You mean because they were going to check and they couldn't....

Check and they couldn't... Yeah, wasn't a certain, most, most different we didn't know. We just knew, know that we had to leave the train.

You left the train in the middle of nowhere?

Middle of nowhere.

And then how did you get picked up? What did you do? Did you have to walk the rest of the way?

Let me think, let me think how this happened. I remember that, I still remember that this train was moving very slowly and we jumped off without trouble. I guess it was in a, yeah, it was in Austria in a small city where we would all be.... And then we went to Salzburg, next morning we went, then we went to Salzburg, a big city. Then we were already free. Then we were just Jewish refugees, you know.

Oh because it was occupied. I mean it was still...

In Germany after the World War we were Jewish refugees.

So you could move as you wanted.

As we left the border, we became Jewish refugees. And then we slept in a beautiful monastery, I remember it was. And then we went on another train and went to Munich. And in Munich uh, we were nine months in Munich.

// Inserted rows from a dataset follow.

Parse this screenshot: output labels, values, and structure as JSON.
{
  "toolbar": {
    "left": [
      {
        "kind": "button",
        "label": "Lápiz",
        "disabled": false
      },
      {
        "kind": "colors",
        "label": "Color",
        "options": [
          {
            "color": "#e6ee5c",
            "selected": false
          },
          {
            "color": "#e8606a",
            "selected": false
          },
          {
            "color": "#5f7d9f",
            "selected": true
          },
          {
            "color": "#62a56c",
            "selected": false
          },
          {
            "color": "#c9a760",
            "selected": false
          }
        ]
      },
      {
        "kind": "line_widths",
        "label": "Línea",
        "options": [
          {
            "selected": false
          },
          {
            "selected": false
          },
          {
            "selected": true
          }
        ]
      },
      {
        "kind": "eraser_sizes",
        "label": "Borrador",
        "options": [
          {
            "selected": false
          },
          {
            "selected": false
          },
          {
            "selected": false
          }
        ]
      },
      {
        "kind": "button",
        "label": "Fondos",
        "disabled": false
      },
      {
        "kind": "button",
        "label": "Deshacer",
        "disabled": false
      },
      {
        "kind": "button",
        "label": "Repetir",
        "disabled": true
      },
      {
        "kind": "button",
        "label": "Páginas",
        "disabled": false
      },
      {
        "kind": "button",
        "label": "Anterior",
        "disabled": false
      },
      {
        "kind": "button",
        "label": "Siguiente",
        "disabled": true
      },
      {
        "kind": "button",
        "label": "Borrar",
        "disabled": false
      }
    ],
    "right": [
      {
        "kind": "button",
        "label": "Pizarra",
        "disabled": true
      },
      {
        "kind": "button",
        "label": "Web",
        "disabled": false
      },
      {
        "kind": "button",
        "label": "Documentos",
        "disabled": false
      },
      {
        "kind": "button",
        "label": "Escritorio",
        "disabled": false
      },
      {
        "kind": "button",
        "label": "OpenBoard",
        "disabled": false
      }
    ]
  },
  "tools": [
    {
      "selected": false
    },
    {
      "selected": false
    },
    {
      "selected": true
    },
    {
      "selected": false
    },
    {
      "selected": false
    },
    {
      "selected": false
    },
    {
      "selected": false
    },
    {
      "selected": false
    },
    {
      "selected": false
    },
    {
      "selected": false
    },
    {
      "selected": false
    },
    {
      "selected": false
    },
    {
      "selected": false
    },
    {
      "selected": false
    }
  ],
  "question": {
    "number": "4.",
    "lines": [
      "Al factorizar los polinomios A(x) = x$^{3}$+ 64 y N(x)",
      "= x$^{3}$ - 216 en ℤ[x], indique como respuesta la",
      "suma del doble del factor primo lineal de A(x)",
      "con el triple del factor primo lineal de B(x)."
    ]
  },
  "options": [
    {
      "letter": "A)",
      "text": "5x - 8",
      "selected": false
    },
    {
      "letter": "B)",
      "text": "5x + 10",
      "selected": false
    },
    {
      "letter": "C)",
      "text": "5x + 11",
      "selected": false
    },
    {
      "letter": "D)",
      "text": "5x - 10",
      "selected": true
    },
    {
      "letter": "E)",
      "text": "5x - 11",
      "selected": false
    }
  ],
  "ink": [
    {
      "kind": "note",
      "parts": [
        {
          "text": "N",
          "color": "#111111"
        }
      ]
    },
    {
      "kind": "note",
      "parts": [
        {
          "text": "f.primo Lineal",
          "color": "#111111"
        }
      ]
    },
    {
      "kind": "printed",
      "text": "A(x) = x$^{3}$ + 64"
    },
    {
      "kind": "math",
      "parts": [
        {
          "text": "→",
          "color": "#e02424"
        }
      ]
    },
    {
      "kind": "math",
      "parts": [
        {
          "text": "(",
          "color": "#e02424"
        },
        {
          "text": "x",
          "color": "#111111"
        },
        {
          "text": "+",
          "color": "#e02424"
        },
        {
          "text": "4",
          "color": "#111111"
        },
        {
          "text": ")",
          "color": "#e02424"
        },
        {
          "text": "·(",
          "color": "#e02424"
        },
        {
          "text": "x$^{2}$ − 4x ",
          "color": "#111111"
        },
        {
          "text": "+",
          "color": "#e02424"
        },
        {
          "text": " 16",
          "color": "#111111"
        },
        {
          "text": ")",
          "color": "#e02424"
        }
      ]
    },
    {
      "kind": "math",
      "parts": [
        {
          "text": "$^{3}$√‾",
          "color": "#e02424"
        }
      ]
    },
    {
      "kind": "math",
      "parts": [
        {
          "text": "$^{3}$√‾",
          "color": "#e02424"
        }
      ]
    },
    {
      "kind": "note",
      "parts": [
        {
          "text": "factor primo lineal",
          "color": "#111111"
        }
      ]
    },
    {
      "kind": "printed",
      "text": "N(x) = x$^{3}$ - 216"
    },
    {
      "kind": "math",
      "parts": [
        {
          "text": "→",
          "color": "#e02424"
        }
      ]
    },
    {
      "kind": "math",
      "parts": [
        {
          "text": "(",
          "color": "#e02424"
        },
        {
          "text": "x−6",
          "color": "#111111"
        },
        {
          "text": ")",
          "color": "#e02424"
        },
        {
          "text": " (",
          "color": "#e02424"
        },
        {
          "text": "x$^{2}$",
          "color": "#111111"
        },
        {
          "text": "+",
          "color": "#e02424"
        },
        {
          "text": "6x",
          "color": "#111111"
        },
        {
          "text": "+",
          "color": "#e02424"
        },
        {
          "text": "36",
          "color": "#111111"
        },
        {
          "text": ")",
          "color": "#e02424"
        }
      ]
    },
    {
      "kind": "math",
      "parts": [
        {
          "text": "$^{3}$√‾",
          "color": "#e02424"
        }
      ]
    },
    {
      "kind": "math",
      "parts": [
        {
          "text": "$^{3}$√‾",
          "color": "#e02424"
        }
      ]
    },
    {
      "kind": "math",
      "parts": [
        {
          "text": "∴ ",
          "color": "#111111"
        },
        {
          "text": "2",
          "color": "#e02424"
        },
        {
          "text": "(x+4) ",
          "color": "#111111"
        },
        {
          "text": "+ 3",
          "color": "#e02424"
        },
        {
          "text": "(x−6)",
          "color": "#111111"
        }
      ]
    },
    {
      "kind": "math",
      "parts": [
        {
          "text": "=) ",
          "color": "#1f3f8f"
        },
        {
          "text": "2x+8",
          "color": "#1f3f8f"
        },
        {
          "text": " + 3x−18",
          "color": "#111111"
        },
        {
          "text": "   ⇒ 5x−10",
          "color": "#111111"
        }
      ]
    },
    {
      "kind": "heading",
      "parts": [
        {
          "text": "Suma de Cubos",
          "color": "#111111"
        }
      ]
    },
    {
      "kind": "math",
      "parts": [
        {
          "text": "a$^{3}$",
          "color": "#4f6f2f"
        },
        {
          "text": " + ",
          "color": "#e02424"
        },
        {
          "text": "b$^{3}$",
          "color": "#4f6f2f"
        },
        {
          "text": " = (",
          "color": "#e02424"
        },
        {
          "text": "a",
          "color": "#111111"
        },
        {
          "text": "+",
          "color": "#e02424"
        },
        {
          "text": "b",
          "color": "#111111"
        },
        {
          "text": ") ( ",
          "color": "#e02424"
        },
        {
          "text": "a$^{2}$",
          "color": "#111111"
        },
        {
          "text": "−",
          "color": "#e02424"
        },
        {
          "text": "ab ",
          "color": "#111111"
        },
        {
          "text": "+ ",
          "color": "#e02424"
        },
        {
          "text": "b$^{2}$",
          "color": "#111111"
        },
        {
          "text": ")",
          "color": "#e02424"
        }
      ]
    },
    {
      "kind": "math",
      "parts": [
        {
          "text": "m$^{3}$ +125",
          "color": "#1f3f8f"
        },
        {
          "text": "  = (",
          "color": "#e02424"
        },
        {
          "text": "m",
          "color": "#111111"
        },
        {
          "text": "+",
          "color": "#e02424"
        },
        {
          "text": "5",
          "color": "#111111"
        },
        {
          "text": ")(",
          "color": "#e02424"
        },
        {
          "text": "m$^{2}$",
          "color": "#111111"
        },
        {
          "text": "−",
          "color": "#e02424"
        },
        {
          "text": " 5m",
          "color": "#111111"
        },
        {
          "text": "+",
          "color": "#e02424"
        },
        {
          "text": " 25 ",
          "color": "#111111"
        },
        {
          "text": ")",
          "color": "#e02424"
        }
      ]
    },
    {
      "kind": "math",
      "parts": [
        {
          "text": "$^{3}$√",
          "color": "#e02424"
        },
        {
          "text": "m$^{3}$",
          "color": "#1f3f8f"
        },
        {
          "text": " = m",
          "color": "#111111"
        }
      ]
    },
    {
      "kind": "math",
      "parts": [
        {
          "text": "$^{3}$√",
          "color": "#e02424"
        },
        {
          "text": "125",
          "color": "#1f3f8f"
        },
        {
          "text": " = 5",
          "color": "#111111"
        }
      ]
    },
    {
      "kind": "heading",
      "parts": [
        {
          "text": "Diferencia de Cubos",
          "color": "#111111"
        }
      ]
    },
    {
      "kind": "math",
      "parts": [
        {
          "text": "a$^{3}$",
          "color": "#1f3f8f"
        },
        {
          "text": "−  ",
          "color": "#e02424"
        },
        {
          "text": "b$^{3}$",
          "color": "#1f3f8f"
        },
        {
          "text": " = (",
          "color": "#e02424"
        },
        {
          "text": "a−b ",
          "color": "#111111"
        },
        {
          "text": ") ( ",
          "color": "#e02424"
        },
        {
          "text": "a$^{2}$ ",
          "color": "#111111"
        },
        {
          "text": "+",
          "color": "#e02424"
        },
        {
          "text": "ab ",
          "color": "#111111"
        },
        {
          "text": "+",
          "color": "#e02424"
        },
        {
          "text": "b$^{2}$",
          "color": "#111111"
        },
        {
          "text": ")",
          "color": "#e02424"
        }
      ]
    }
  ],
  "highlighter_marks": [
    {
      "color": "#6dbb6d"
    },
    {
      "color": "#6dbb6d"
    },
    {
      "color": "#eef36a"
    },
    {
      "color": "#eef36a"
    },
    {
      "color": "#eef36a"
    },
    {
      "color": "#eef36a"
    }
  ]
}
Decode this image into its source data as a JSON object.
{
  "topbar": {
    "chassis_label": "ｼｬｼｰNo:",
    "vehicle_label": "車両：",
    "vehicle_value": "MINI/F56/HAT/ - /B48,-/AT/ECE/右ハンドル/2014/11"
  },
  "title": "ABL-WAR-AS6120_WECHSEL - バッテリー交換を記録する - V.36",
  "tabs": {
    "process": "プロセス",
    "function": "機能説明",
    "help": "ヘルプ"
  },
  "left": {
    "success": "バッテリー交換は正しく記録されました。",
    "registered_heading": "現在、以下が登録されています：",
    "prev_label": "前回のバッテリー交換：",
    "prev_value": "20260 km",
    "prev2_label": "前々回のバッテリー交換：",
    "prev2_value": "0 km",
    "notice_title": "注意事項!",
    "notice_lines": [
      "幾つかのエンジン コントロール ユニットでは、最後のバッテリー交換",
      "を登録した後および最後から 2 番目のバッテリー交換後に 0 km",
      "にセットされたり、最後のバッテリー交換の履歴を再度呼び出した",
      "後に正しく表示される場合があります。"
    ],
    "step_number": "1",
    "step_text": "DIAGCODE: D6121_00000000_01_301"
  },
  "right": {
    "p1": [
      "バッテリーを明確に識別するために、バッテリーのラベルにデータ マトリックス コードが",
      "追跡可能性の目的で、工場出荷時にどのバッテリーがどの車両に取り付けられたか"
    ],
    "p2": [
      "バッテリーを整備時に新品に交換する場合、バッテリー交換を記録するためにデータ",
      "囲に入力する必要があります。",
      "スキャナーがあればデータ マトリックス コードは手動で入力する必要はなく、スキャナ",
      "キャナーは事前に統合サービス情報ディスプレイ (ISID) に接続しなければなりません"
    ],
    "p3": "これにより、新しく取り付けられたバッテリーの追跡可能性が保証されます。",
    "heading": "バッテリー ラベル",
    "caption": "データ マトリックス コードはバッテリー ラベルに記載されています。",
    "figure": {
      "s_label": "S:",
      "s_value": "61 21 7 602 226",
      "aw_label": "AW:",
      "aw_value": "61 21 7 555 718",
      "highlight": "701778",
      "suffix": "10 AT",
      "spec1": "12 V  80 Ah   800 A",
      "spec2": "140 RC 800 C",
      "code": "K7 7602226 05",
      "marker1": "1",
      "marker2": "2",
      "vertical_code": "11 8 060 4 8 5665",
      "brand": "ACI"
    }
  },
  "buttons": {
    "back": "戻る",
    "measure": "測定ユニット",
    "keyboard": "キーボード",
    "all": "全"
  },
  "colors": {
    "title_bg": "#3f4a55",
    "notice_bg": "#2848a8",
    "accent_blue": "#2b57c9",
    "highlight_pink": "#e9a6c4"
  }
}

In a retention camp or what?

Uh, it was a what do you call it, an army camp, very, very large. It not, not a camp, because the buildings were just regular brick building. A very large army camp, very ???.

It's sort of a barrack, but not really.

Yeah, yeah, very big one, very big one. And then we always lived there. After that everything was good. We lived, we were, lived in a room, a rooom with 200 people but they're all bed, army bunks, and two... two-story army barracks. It was mu... Everything was wonderful, it was Hitler period was over. Five hundred something during the Hitler period and started, I forgot. There are many, many things besides could go bad.